Don't Trust Everything You Read

Take It With a Genealogy Grain of Salt

I've been sorting through old papers for the past two days. Tucked away in a folder in a filing cabinet in the basement was a magazine dated 1988. It's a  Financial magazine, all about making money, investing wisely and so on. This particular issue featured stories of people who had invested wisely and retired early, or were successfully juggling a career with pursuing a dream.

I was puzzled as to why I'd saved it but figured there had to be an article featuring someone I knew. Sure enough there was. The article was a glowing report of a man, we'll call him Sam. Let me preface this with the fact that I knew, and still know, Sam very well.

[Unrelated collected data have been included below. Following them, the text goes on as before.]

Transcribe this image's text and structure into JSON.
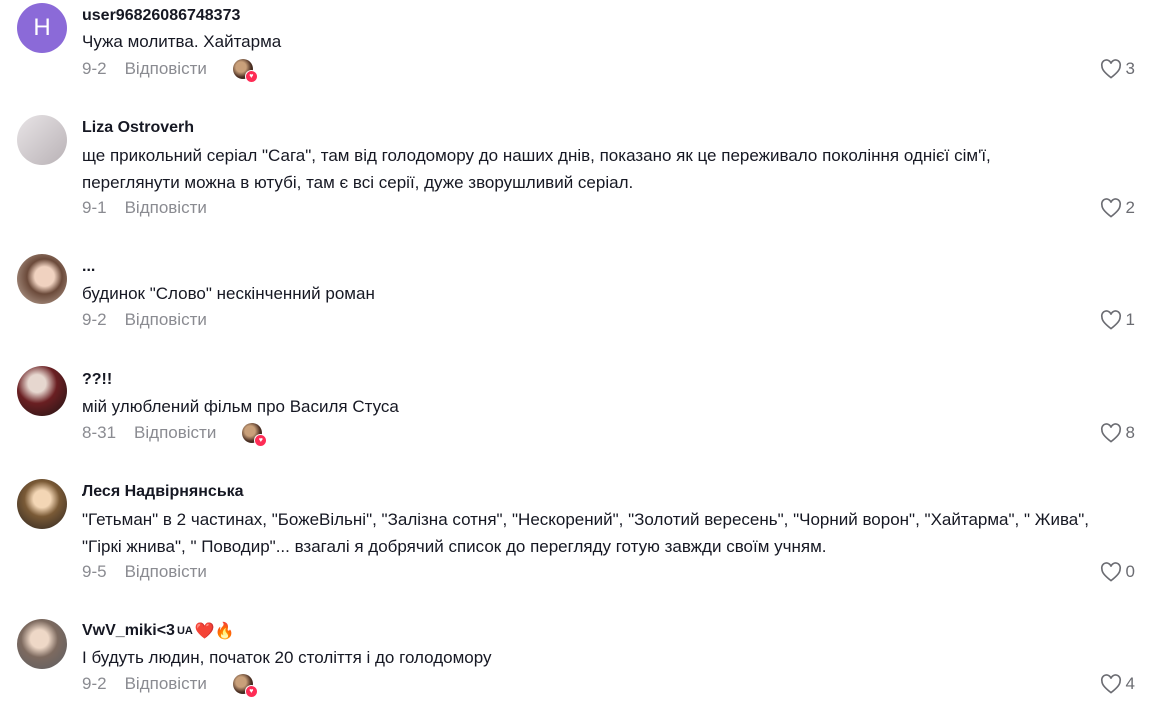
{
  "reply_label": "Відповісти",
  "comments": [
    {
      "username": "user96826086748373",
      "avatar_letter": "H",
      "text": "Чужа молитва. Хайтарма",
      "date": "9-2",
      "likes": "3",
      "creator_liked": true
    },
    {
      "username": "Liza Ostroverh",
      "text_lines": [
        "ще прикольний серіал \"Сага\", там від голодомору до наших днів, показано як це переживало покоління однієї сім'ї,",
        "переглянути можна в ютубі, там є всі серії, дуже зворушливий серіал."
      ],
      "date": "9-1",
      "likes": "2",
      "creator_liked": false
    },
    {
      "username": "...",
      "text": "будинок \"Слово\" нескінченний роман",
      "date": "9-2",
      "likes": "1",
      "creator_liked": false
    },
    {
      "username": "??!!",
      "text": "мій улюблений фільм про Василя Стуса",
      "date": "8-31",
      "likes": "8",
      "creator_liked": true
    },
    {
      "username": "Леся Надвірнянська",
      "text_lines": [
        "\"Гетьман\" в 2 частинах, \"БожеВільні\", \"Залізна сотня\", \"Нескорений\", \"Золотий вересень\", \"Чорний ворон\", \"Хайтарма\", \" Жива\",",
        "\"Гіркі жнива\", \" Поводир\"... взагалі я добрячий список до перегляду готую завжди своїм учням."
      ],
      "date": "9-5",
      "likes": "0",
      "creator_liked": false
    },
    {
      "username": "VwV_miki<3",
      "username_suffix": "UA",
      "username_emoji": "❤️🔥",
      "text": "І будуть людин, початок 20 століття і до голодомору",
      "date": "9-2",
      "likes": "4",
      "creator_liked": true
    }
  ],
  "colors": {
    "text": "#161823",
    "meta": "#8a8b91",
    "creator_heart": "#fe2c55",
    "avatar_letter_bg": "#8b6ad8"
  }
}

The article revealed that Sam had a  high-paying career and was also a rather successful emerging artist (I use the word artist to describe actors, writers, poets, painters, sculptors). Sam worked part-time to support his art and his yearly wages which were given in the article were extremely good.

The article portrayed Sam as a very successful person pursuing his dream while earning a more than decent living. A descendant finding this article 50 or 100 or more years from now would be thrilled to think their ancestor was such an amazing person!

But the author of the article only knew Sam for a brief moment in Sam's life. I've known him for a very long time and also know what has happened to Sam over the past 24 years since the article was written. 

The truth is that Sam has made bad choices in his life. The details are personal so I will simply say that his path in life was a downhill one, not the successful one portrayed in the magazine. He is not a successful artist. He no longer has a high-paying career.

He's a very different person from the person portrayed in the magazine article. Reading it made me realize that as genealogists we should not rely on one article or one obituary to paint the full picture of an ancestor's life. These are all subjective views written at a specific moment in time. Take it with a grain of salt. Or at least recognize that it's only one small piece of a person's entire life.

In genealogy research remember it's okay to be sceptical. It's okay to question every document you find. Think about it. Analyze it. Be critical. Don't trust every document you find and read. You'll be surprised at how many errors there can be in one small document.